If she had loved him, his expression, his impassioned voice would have thrilled her. But she did not love him. It took all her liking for him, and the memory of all she owed him—that unpaid debt!—to enable her to push him away gently and to say without any show of the repulsion she felt:
"Stanley, you mustn't do that. And it's useless to talk of marriage. You're generous, so you are taking pity on me. But believe me, I'll get along somehow."
"Pity?
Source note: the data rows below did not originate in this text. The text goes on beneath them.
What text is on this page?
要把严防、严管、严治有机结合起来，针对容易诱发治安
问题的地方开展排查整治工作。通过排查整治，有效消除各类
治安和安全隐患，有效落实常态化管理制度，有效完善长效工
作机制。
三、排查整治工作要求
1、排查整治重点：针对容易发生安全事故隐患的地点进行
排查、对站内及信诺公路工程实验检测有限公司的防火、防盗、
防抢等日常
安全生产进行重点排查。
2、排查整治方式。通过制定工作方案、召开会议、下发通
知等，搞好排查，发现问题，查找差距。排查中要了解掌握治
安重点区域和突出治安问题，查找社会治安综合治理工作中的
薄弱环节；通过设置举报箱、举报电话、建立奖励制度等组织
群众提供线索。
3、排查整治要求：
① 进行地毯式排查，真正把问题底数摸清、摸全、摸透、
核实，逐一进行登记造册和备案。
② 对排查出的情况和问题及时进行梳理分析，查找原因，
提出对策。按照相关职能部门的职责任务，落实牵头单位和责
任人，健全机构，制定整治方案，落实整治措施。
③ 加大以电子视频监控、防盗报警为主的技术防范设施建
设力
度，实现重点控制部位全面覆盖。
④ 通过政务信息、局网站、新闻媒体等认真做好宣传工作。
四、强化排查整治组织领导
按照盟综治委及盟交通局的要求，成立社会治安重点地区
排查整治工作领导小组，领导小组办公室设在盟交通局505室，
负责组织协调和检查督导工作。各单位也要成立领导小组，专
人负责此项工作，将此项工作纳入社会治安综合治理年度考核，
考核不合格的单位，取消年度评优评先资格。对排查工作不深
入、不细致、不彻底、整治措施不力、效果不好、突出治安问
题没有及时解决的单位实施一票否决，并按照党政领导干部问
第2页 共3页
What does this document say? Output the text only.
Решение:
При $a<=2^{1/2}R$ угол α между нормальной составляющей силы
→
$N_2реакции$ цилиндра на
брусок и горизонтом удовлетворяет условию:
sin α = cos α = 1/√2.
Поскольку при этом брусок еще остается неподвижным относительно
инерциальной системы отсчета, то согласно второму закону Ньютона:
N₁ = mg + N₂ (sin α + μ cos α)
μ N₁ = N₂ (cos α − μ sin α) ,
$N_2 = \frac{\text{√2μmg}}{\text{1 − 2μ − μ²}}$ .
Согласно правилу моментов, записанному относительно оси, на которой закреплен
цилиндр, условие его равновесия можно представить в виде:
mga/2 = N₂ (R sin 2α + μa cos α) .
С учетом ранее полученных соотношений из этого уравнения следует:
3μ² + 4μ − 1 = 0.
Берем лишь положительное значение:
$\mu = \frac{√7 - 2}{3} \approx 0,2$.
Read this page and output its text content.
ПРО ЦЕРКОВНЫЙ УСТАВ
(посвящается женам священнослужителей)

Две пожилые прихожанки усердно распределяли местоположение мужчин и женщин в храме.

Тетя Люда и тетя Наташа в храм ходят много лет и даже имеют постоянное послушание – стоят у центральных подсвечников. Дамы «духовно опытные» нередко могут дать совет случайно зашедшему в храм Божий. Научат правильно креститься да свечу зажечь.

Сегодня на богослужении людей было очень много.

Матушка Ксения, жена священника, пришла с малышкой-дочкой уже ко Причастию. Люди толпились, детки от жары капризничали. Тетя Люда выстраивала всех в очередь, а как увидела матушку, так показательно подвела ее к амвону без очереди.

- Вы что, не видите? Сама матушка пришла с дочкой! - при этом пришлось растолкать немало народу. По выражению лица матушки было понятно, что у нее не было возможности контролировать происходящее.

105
I tell you I love you," he cried, catching desperately at her hands and holding them in a grip she could not break. "You've no right to treat me like this."
It was one of those veiled and stealthy reminders of obligation habitually indulged in by delicate people seeking repayment of the debt, but shunning the coarseness of direct demand. Mildred saw her opportunity. Said she quietly:
"You mean you want me to give myself to you in payment, or part payment, for the money you've loaned me?"
He released her hands and sprang up. He had meant just that, but he had not had the courage, or the meanness, or both, to admit boldly his own secret wish. She had calculated on this—had calculated well. "Mildred!" he cried in a shocked voice. "YOU so lacking in delicacy as to say such a thing!"
"If you didn't mean that, Stanley, what DID you mean?"